Да, ему определенно пора становиться чьей-то крышей! Иначе мы пойдем по миру с протянутой рукой, причем я при этом буду выглядеть хорошо. А ему будет стыдно.

Внимательно выслушав подробности моего визита в школу, Яша немного успокоился и предложил немедленно ехать на Птичий рынок, чтобы купить там ядовитого тарантула. Он почему-то считал эту покупку самым безопасным методом вытравливания учительницы из Анькиной жизни. Начитавшись глупостей из жизни насекомых, он был уверен, что на тарантуле не останется никаких отпечатков пальцев. Но у меня на этот вечер были совершенно иные планы. И Яша обиделся.

— А я? Я уже вам не родственник? Как же так? Почему я не иду с вами? Там будет много полезных людей? Мне нужны связи с общественностью. Ты хочешь, чтобы я умер кухаркой на твоей кухне? Аню, значит, вы тоже не берете? — Вот в этом вопросе Яша полностью попал в свое право.

Он ощетинился как еж и начал угрюмо, но ловко нарезать морковку, намекая, что точно так же нарежет каждого, кто только посмеет тронуть его драгоценное дитя.

— Аня идет с нами! — виновато объяснил трусливый Тошкин и спрятался в ванной.

— Ладно, — согласился Яша. — Но без меня — это в первый и последний раз.

Завтра он объявит голодовку, а послезавтра в моей квартире поселится еще и Римма Бениаминовна, которая будет уговаривать Яшу скушать хотя бы маленькую ложечку этого цимеса за свою дорогую мамочку. Нет, этого я уже не вынесу. Тем более, что юбка от самого свеженького костюмчика, купленного еще прошлой весной, застегнулась на мне с большим трудом.

Тошкинские родственники жили в довольно босяцком, почти промышленном районе. Рядом с макаронной фабрикой. И мясокомбинатом. В хорошие ветреные дни запах разложившихся трупов коров и свиней должен был доставлять им массу удовольствия. Впрочем, на сегодняшний день, даже при всей этой конверсии, еще можно было достать упаковку семейных противогазов и пару-тройку противочумных костюмов. А вот их окна я признала сразу. На фоне покорежившихся от времени деревянных рам их пластиковые, украшенные с внутренней стороны занавесками в жутких розочках выглядели просто вызывающе.

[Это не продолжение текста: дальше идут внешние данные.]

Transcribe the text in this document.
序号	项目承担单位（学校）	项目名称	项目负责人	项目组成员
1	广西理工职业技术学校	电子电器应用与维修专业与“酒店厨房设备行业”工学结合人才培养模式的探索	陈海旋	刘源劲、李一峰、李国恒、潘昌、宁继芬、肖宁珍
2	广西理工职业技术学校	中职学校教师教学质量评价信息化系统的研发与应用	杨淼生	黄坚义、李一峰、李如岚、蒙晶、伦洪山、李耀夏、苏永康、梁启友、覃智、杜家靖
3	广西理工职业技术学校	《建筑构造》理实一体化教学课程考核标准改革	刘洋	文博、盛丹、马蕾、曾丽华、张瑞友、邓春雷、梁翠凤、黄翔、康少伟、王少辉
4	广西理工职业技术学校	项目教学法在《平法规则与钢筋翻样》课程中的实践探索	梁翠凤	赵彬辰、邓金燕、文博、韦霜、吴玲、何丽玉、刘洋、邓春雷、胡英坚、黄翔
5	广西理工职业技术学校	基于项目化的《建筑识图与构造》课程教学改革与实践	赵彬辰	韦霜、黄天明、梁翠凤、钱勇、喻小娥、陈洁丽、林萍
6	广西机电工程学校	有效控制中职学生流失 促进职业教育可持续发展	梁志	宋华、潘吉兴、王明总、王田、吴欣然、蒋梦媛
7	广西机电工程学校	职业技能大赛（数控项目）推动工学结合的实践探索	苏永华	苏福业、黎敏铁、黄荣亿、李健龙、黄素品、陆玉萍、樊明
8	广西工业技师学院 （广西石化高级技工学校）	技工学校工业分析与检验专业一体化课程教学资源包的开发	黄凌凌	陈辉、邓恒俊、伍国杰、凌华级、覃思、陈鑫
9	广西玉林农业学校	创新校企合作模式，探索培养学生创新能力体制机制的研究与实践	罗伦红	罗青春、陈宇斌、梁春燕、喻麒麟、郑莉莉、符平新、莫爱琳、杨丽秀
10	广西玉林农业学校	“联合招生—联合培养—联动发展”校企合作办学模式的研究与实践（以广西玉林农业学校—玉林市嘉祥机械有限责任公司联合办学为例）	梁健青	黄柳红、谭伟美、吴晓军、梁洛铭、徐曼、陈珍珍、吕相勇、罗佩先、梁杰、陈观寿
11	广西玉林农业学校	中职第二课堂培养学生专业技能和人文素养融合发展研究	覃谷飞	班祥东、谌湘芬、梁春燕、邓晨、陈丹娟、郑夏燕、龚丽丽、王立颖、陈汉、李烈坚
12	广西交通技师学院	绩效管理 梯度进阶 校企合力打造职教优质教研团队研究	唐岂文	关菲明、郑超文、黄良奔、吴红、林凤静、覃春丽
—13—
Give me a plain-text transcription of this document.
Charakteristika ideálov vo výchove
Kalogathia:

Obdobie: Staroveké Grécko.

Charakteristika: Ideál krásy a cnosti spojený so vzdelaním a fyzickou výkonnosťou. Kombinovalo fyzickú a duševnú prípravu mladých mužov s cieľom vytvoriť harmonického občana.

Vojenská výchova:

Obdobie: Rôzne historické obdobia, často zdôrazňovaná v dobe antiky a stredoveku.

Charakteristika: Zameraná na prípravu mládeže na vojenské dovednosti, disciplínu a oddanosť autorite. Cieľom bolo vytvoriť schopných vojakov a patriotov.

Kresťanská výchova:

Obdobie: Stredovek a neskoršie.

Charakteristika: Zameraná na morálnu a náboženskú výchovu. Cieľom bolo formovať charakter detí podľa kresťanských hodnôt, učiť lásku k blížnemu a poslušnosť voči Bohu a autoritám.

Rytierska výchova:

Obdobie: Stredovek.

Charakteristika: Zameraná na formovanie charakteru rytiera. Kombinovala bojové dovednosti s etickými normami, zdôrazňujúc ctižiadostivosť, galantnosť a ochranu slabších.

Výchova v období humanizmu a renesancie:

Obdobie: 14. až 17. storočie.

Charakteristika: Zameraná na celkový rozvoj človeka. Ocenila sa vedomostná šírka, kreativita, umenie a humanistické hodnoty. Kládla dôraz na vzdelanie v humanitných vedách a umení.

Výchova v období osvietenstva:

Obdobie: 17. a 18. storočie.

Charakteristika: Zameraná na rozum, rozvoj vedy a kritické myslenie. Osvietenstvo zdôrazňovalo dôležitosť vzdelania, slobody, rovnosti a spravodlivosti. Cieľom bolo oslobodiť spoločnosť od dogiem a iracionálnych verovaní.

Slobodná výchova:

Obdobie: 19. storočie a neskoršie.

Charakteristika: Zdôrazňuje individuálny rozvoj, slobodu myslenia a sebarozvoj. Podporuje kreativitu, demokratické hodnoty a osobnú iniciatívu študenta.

— Эти? — спросила я, проверяя свои дедуктивные способности.

— Да, — кивнул Тошкин, не желая вступать со мной в дискуссии. — Пойдем скорее, я не люблю опаздывать. Там же бабушка…

Любовь к родственникам явно входила в число главных добродетелей Тошкина.

Уже у лифта я услышала душераздирающие вопли. Бетонный пол под ногами подрагивал, стены вибрировали. В квартире натужно орали… под музыку. Я прислушалась — там пели. Причем в очень приличном варианте. На иностранном языке и в исполнении Паваротти. «Смейся, паяц», кажется. Но только очень-очень громко. Сразу видно — культурные люди. Я предложила Тошкину не звонить, а, удобно расположившись на коврике, внимать чудесным звукам, которые с безопасного расстояния были вполне приемлемы. Но он упорствовал и чего добился? Вялое треньканье не внесло даже фальшивой ноты. За дверью было по-человечески тихо, а по-оперному громко.

— Может, бабушка их уже порешила? — осторожно спросила я, благодарно глядя на лифт, который не сдвинулся с места.

— Порешила — это по математике? — спросила Аня, глядя на Дмитрия Савельевича, которого она давно уже звала папой.

— Это по русскому, — сказала я и ударила в дверь кулаком.

— Не надо, Надя. Не надо так. Ты же обещала, — снова заныл Тошкин, решивший взять меня измором.

Если и дальше он подобным образом будет прививать мне любовь к своим родственникам, я придумаю какую-нибудь антисемейную вакцину и уж с ней-то точно войду в историю.

Я снова ударила по двери, и она волшебным образом отворилась. На пороге стояла очаровательная женщина, которой для леди не хватало происхождения, а для дамы — умения царственно носить не Бог весть какую улыбку.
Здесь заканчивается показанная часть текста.